We've heard enough lately about performance-enhancing drugs, but something tells me athletes would rather avoid the following: neoral, verapanil, loratadine, prevacid, lipitor, setinic, mycelex, oysco, cell-cept, bumetadine, doxazosin, accupril, norvasc, omega-5 and, lest we forget, arenesp.

Sprinter-jumper Justin Allen of the Town of Tonawanda takes all 15, and you might say they've enhanced his performance. How do we know for sure? He was breathing Wednesday. He would likely be on the fast track to the cemetery without the medicine, but instead he was on his way to Minneapolis for his biggest meet of the season.

It's the track meet too few people hear about every year because they're immersed with Marion Jones and the 2004 Summer Olympics and the people running BALCO. The competitors in the U.S. Transplant Games, which open today, aren't world-class athletes. They are world-class survivors.

"The thing that bothers me is when (elite athletes) take these performance-enhancers that are harmful to your body. They only think about winning," Allen said. "Then there are other people, people who haven't been dealt the best hand. They're fighting every day, doing whatever they can to make it to the next day."

Allen was planning to compete Friday in the 100 meters, 200 meters, long jump and high jump if he can muster enough strength for all four events. He hasn't been feeling well lately because the kidney his father gave him in 1998 is running on empty. He's waiting for another transplant, his mother next in the line of donors. This is a family that knows how to perform under pressure.

Allen, 26, figures he's been fortunate. He found two available kidneys in the same house. Other victims wind up on long lists. Too many stay there until time runs out. Allen was 19, a decathlete for Liberty University, when he started experiencing abnormal swelling and splitting headaches. In no time, he was in the intensive care unit at Sisters Hospital. Within six months, doctors were transferring a father's kidney to his son.

"We hope that when people see us out there running and having a great time that it will encourage them to sign that donor card and get the word out," he said. "I was very lucky to have my parents match me. There are a lot of people who aren't as lucky as I am, who are waiting for that one call. It's a life-changing process."

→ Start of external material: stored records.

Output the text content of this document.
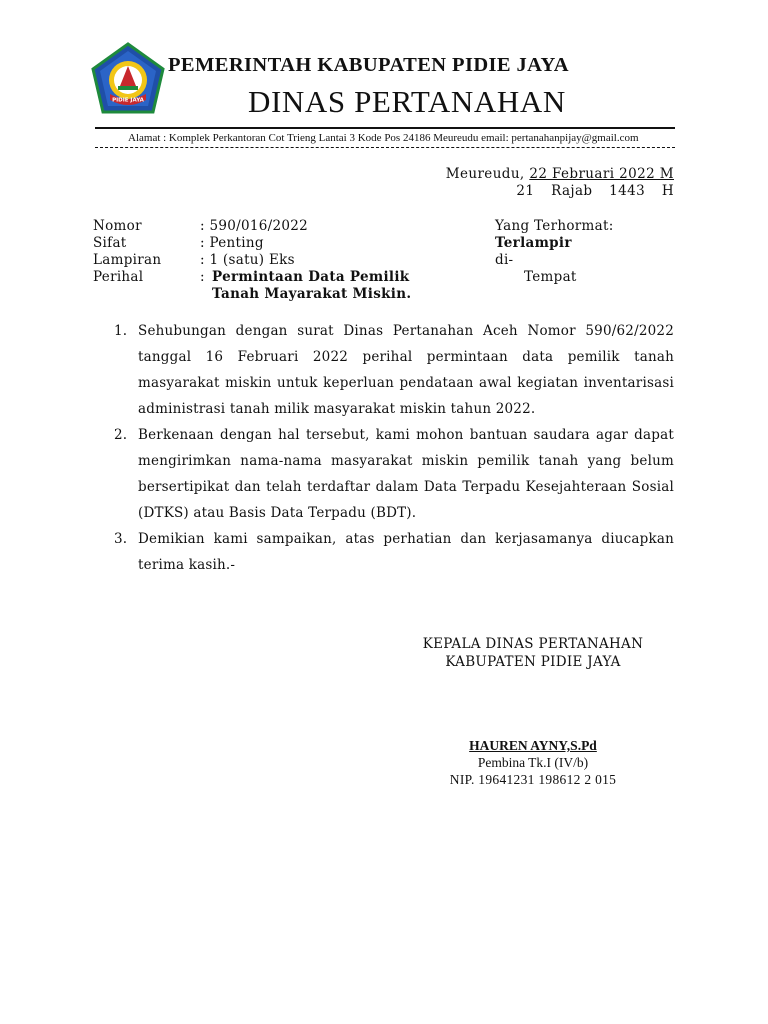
PIDIE JAYA
PEMERINTAH KABUPATEN PIDIE JAYA
DINAS PERTANAHAN
Alamat : Komplek Perkantoran Cot Trieng Lantai 3 Kode Pos 24186 Meureudu email: pertanahanpijay@gmail.com
Meureudu, 22 Februari 2022 M
21 Rajab 1443 H
Nomor	: 590/016/2022
Sifat	: Penting
Lampiran	: 1 (satu) Eks
Perihal	: Permintaan Data Pemilik
Tanah Mayarakat Miskin.
Yang Terhormat:
Terlampir
di-
Tempat
1. Sehubungan dengan surat Dinas Pertanahan Aceh Nomor 590/62/2022 tanggal 16 Februari 2022 perihal permintaan data pemilik tanah masyarakat miskin untuk keperluan pendataan awal kegiatan inventarisasi administrasi tanah milik masyarakat miskin tahun 2022.
2. Berkenaan dengan hal tersebut, kami mohon bantuan saudara agar dapat mengirimkan nama-nama masyarakat miskin pemilik tanah yang belum bersertipikat dan telah terdaftar dalam Data Terpadu Kesejahteraan Sosial (DTKS) atau Basis Data Terpadu (BDT).
3. Demikian kami sampaikan, atas perhatian dan kerjasamanya diucapkan terima kasih.-
KEPALA DINAS PERTANAHAN
KABUPATEN PIDIE JAYA
HAUREN AYNY,S.Pd
Pembina Tk.I (IV/b)
NIP. 19641231 198612 2 015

Ask Patti Merritt of Grand Island. She's a kidney-transplant survivor who is running the 5K Friday on the third anniversary of her operation. She's running the 1,500 meters Saturday. She was 37 two years ago when her sister-in-law gave her a lifetime extension, interrupting the Polycystic Kidney Disease that killed Merritt's father and landed her 43-year-old sister on the list of people in need of transplants.

Merritt would gladly surrender a kidney for her sister -- if she had one to give. Merritt, too, is familiar with the pharmacist. Her hair was falling out at one point before the art of trial and error with her medications came into play.

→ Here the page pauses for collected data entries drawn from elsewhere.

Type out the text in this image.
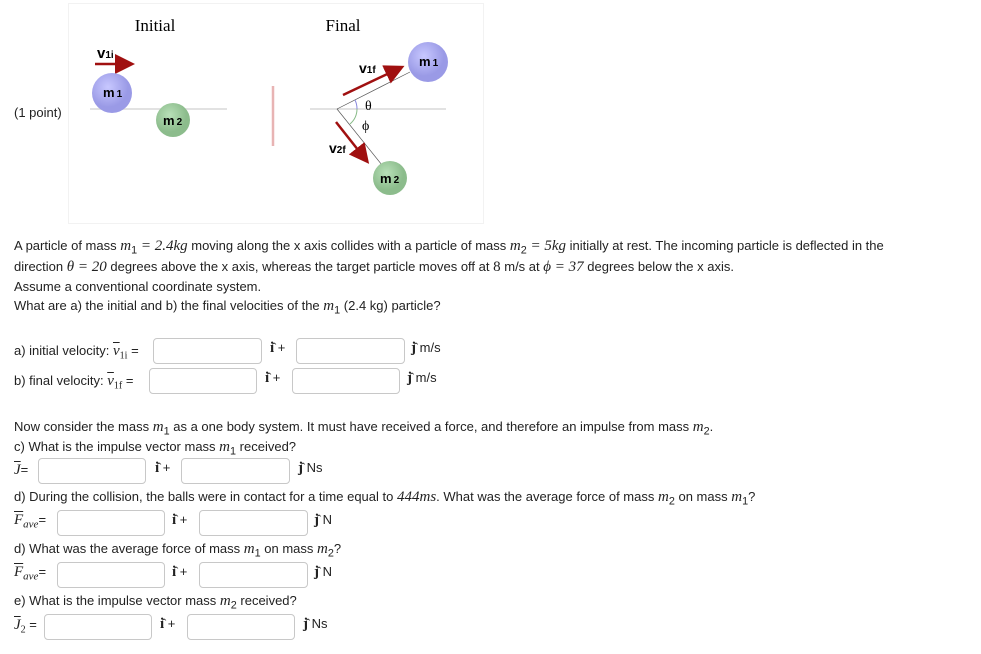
(1 point)
Initial	Final
v1i
m 1
m 2
v1f
v2f
θ
ϕ
m 1
m 2
A particle of mass $m_1 = 2.4kg$ moving along the x axis collides with a particle of mass $m_2 = 5kg$ initially at rest. The incoming particle is deflected in the
direction θ = 20 degrees above the x axis, whereas the target particle moves off at 8 m/s at ϕ = 37 degrees below the x axis.
Assume a conventional coordinate system.
What are a) the initial and b) the final velocities of the $m_1$ (2.4 kg) particle?
a) initial velocity: $\overline{v}_{1i}$ =	î +	ĵ m/s
b) final velocity: $\overline{v}_{1f}$ =	î +	ĵ m/s
Now consider the mass $m_1$ as a one body system. It must have received a force, and therefore an impulse from mass $m_2$.
c) What is the impulse vector mass $m_1$ received?
$\overline{J}=$	î +	ĵ Ns
d) During the collision, the balls were in contact for a time equal to 444ms. What was the average force of mass $m_2$ on mass $m_1$?
$\overline{F}_{ave}=$	î +	ĵ N
d) What was the average force of mass $m_1$ on mass $m_2$?
$\overline{F}_{ave}=$	î +	ĵ N
e) What is the impulse vector mass $m_2$ received?
$\overline{J}_2$ =	î +	ĵ Ns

"You have to take the side effects in stride," she said. "You have to look at the big picture. We're healthy and we're going to compete."

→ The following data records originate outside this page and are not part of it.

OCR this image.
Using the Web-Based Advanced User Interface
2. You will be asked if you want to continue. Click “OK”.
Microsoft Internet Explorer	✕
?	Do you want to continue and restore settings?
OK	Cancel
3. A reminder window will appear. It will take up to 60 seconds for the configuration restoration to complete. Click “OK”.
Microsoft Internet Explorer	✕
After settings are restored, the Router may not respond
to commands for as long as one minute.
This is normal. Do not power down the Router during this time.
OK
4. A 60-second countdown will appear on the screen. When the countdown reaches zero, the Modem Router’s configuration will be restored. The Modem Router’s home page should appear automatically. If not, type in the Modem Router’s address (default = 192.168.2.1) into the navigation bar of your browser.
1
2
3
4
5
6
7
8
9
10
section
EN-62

More than two dozen Western New Yorkers are expected to compete in the Transplant Games this weekend. Among them is Joey Simonick, 11, who had a heart transplant when he was six weeks old. It's funny when people see him now because his heart is all they see.

Joe LoGalbo is 71 and will swim with a new kidney. Scott Nichol, who had a liver transplant when he was 8, is competing in the Games for the third time. Jeff Loftus is golfing and bowling with a new heart.

They are names. They are people. They are alive.

Looking for a sports hero? Take your pick.